Decisions to administer chemotherapy in breast cancer are usually formulated on baseline risk assessment and clinical judgement is often used to weigh the degree of benefit from chemotherapy against risk and adverse effects.  Traditionally, this is based on standard pathological parameters such as tumour size, grade, lymphovascular invasion, hormone receptor status, HER-2 status and patient age.  Some of these rather gross variables form the basis of prognostic tools such as Adjuvant! Online.  Several components of these parameters such as tumour grade may lack reproducibility.  Gene expression profiling may provide a more robust means of evaluating factors that predict for prognostic outcomes.  However, conventional gene expression profiling methods require high quality RNA in tissue and therefore are dependant upon fresh or snap frozen tumour tissue.  More recent developments in quantitative real-time polymerase chain reaction (QRT-PCR) allow some tests to be done on paraffin embedded tumour tissue sections.

There are two commercially available gene expression profiles.  Oncotype DX is a gene expression profile based on 21 genes, 16 cancer related genes and 5 reference genes.  The assay was developed as a context-specific assay for patients with oestrogen receptor positive with node negative disease treated with tamoxifen.  This was clinically validated by patients who participated in the National Surgical Adjuvant and Bowel Project NSABP B-14.  The results are expressed as a recurrence score (RS) that ranges from 0-100: low risk RS less than 18; intermediate risk RS ≥ 18 and <31; high risk ≥ 31.  The 21 gene assay RS has been validated by several single institution studies.  Application of the RS to patients who participated in the NSABP B-20 trial show significant increases in disease recurrence free survival with chemotherapy (CMF) over tamoxifen at 10 years in the high risk group compared to very small benefits in the low and intermediate risk groups. The 21 gene assay is being evaluated in a prospective trial called PACT-1 / TAILORx. 
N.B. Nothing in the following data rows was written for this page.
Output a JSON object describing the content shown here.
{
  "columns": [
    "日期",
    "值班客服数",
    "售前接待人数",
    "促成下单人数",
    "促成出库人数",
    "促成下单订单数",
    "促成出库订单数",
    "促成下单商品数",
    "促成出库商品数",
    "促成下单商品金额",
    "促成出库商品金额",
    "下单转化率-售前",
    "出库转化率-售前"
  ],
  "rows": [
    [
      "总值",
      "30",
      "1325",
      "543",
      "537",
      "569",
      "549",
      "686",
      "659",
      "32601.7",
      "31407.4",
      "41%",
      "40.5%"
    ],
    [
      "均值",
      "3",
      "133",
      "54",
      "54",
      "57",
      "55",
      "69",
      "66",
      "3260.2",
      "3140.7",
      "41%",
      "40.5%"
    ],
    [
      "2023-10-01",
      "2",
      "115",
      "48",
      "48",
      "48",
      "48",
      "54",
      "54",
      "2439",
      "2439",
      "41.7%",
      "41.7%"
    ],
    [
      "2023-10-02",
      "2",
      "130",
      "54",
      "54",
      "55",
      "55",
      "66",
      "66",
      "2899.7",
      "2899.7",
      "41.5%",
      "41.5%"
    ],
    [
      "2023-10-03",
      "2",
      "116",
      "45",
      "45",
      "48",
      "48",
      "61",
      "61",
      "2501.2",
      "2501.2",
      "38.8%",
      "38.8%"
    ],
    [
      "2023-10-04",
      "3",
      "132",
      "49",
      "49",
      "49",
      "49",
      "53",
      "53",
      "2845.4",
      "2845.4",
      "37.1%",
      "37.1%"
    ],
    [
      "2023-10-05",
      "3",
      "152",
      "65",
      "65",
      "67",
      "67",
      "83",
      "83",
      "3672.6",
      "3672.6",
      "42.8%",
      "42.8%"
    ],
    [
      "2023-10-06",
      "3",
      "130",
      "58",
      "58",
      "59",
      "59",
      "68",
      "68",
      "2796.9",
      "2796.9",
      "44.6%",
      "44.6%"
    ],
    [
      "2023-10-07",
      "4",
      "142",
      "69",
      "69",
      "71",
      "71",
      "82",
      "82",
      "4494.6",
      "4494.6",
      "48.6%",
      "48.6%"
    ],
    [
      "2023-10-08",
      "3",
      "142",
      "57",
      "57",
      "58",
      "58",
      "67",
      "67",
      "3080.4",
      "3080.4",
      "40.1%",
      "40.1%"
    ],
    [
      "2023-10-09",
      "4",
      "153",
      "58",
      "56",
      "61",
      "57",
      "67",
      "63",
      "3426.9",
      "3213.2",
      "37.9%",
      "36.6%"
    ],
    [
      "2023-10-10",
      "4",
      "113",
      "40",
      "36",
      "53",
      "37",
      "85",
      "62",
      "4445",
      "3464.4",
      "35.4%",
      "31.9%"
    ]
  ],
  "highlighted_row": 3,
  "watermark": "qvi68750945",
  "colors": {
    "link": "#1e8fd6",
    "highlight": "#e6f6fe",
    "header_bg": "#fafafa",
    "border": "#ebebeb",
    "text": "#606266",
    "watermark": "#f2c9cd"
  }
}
The MammaPrint test is based on a 70 gene signature assay.  In this platform, fresh tissue needs to be collected at the time of surgery and cannot be run on paraffin embedded tissue.  The MammaPrint 70 gene signature assay divides patients into good signature and poor signature groups and has been compared to other prognostic scores such as lymph node positive versus lymph node negative status, St. Gallen criteria and the National Institute of Health (NIH) high versus low risk groups.    A study by TRANSBIG to validate the 70 gene signature profile showed that classification of these patients into low and high risk groups is possible with high separation capability.  The clinical validation of this retrospective analysis is being investigated in a large prospective trial called MINDACT. 

Whilst it would be ideal to have a more robust prospective validation of these gene expression profiling systems, patient demand may well determine the clinical applicability and acceptance of this approach by consensus and specialist physician groups.  MammaPrint and Oncotype DX are already available for clinical use in breast cancer and the future of using these predictive scores in decision making for adjuvant systemic therapy is extremely encouraging.  Currently, the most useful clinical application of gene expression profiling systems is in patients with borderline recommendations for chemotherapy versus not that may tilt the balance for offering or not accepting chemotherapy.  Potential developments to incorporate additional genes of pathologic variables and biomarkers into the existing gene profile platforms will make it very likely that the use of these tests for prognostic and predictive outcomes to individualize breast cancer treatment will become more commonplace in the future.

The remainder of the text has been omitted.